Der Rat vertritt die Integrationsräte der Kommunen in NRW. Zurzeit sind ihm 105 angeschlossen, wie der Vorsitzende Tayfun Keltek in der Hauptausschusssitzung im Stadtweinhaus darlegte. Inhaltlich ging es unter anderem um die Initiative „Lebendige Mehrsprachigkeit“ der Landesregierung und eine Kampagne des vor 20 Jahren gegründeten Rates zugunsten eines kommunalen Ausländerwahlrechts.

Im Mittelpunkt stand auch der Beitrag von Staatssekretär Klute , der die momentane Situation im Land als „Integrations-Marathon von Bildung, Arbeit und Wohnen“ bezeichnete. Klute warb für Integration: „Jede Phase der Einwanderung nach Deutschland hat immer dazu geführt, dass nach einer gewissen Zeit – auch wirtschaftlich – Erfolge stattgefunden haben.“

Er mache sich „auch Gedanken um die Stimmung im Land“, die teils gegen die aktuelle Flüchtlingspolitik gerichtet sei. „Was wir in Deutschland erleben, ist Teil der weltweiten Migration . Diese Frage kann man nicht mit Mauern beantworten“, meinte Klute. Er benannte Ziele der Landesregierung, um „Asyl und Integration zu verknüpfen“ und dass tatsächlich bereits Sprach- und weitergehende Kurse auch für Asylsuchende aus den Ländern Irak, Iran, Eritrea, Syrien und Somalia angeboten würden. Klute räumte allerdings ein, dass berufliche Qualifikation für Asylbewerber „in vielen Fällen über Jahre nötig“ sei.
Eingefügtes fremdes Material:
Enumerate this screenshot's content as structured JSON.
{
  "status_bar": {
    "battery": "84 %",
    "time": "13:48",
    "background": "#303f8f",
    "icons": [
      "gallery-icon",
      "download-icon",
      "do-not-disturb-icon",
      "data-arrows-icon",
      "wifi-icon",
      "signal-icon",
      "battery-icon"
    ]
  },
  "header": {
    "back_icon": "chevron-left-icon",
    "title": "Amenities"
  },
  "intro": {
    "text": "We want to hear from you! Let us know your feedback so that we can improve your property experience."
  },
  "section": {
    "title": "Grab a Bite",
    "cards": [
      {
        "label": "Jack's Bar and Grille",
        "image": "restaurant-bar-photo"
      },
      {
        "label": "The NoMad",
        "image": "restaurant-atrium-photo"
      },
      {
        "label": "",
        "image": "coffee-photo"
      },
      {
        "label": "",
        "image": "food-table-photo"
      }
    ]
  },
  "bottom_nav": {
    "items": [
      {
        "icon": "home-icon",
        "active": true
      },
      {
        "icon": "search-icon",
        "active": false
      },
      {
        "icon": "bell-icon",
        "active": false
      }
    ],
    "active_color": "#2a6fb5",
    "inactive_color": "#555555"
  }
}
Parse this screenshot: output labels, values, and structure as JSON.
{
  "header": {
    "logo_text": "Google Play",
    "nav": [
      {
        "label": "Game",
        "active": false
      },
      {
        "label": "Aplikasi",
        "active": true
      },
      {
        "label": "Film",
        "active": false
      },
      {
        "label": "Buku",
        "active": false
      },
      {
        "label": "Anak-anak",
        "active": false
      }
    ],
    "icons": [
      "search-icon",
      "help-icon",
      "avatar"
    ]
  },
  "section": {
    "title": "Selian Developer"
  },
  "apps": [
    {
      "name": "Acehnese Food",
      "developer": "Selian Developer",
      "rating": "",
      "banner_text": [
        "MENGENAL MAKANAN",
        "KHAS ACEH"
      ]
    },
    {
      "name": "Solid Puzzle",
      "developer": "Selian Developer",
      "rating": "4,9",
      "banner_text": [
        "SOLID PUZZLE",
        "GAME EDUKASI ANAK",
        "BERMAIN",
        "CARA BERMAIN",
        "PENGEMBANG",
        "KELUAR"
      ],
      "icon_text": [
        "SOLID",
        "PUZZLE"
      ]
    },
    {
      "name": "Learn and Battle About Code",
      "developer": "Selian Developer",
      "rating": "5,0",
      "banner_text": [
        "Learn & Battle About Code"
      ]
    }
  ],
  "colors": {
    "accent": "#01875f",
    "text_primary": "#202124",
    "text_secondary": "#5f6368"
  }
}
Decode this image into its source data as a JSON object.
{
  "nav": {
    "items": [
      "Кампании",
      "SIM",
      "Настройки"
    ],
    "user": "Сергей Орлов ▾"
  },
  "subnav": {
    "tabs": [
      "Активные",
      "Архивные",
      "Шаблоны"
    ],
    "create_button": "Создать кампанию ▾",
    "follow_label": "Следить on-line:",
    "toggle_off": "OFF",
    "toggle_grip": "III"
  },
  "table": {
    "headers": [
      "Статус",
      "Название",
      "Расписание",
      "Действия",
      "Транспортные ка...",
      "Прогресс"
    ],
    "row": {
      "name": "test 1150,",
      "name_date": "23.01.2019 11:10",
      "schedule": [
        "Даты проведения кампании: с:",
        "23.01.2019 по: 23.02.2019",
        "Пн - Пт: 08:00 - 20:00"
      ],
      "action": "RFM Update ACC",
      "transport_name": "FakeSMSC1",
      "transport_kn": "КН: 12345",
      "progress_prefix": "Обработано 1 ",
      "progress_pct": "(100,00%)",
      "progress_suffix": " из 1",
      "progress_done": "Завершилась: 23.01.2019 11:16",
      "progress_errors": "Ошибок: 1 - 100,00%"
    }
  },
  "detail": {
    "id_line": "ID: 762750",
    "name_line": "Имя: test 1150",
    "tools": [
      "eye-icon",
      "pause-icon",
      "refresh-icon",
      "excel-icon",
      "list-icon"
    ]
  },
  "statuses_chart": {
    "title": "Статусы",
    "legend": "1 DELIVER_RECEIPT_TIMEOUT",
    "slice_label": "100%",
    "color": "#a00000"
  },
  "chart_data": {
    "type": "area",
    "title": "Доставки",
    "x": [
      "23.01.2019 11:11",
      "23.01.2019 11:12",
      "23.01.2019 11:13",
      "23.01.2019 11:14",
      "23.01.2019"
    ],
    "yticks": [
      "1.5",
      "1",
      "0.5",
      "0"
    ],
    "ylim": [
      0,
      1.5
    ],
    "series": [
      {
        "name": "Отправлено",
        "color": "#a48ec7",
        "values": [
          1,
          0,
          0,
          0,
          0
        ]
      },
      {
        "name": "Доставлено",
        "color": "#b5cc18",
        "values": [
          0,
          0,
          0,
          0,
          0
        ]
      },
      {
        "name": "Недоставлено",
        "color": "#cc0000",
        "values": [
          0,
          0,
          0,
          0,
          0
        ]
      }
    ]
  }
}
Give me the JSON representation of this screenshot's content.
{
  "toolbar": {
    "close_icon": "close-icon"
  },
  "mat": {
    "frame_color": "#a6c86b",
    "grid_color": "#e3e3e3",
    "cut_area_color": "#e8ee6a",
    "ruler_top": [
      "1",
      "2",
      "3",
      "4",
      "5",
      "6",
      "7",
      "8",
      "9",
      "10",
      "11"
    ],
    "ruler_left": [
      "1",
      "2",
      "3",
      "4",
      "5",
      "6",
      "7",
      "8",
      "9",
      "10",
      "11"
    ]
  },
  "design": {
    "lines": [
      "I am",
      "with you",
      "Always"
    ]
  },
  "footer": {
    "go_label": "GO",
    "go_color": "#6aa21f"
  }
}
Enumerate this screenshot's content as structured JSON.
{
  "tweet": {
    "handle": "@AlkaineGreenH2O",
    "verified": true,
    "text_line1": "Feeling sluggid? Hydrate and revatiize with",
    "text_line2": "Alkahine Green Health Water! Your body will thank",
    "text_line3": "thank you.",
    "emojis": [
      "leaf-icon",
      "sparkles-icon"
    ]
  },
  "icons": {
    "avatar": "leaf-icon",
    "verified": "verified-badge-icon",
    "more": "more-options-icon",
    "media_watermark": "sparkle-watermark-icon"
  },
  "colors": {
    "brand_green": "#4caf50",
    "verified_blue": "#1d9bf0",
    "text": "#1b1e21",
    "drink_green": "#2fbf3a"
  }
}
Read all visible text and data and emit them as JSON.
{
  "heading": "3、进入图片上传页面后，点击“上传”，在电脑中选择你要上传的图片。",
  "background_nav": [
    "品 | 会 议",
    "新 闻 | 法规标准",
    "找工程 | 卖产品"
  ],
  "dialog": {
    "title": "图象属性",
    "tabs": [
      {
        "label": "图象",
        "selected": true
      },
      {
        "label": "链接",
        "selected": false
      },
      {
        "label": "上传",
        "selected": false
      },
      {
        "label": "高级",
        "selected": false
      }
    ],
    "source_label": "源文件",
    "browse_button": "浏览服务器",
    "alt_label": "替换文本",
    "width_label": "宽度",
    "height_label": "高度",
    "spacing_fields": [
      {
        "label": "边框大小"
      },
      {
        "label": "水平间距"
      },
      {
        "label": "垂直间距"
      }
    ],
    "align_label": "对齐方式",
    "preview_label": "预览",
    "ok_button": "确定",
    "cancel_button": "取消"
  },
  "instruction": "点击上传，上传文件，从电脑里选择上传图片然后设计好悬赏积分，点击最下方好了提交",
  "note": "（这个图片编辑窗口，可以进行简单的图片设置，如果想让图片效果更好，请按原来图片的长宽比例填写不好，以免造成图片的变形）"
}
Der Staatssekretär hob die Haltung der Landesregierung pro Integrationsarbeit sehr hervor, setzte sich mit Kritik an derselben aber nur pauschal auseinander.

Beim Thema „Wohnen“ verwies er beispielsweise auf einen aktuell neuen Entwurf zur „Wohnraumsteuerung“. Die Zuweisungsquoten für anerkannte Flüchtlinge sollten sich „zu 80 Prozent nach der Einwohnerzahl einer Stadt“ richten, „nur zehn Prozent nach der Fläche“ und „zu zehn Prozent nach der Aufnahmefähigkeit des Arbeitsmarktes“. Auch Ausnahmen bei diesen Zahlen für Kommunen seien geplant.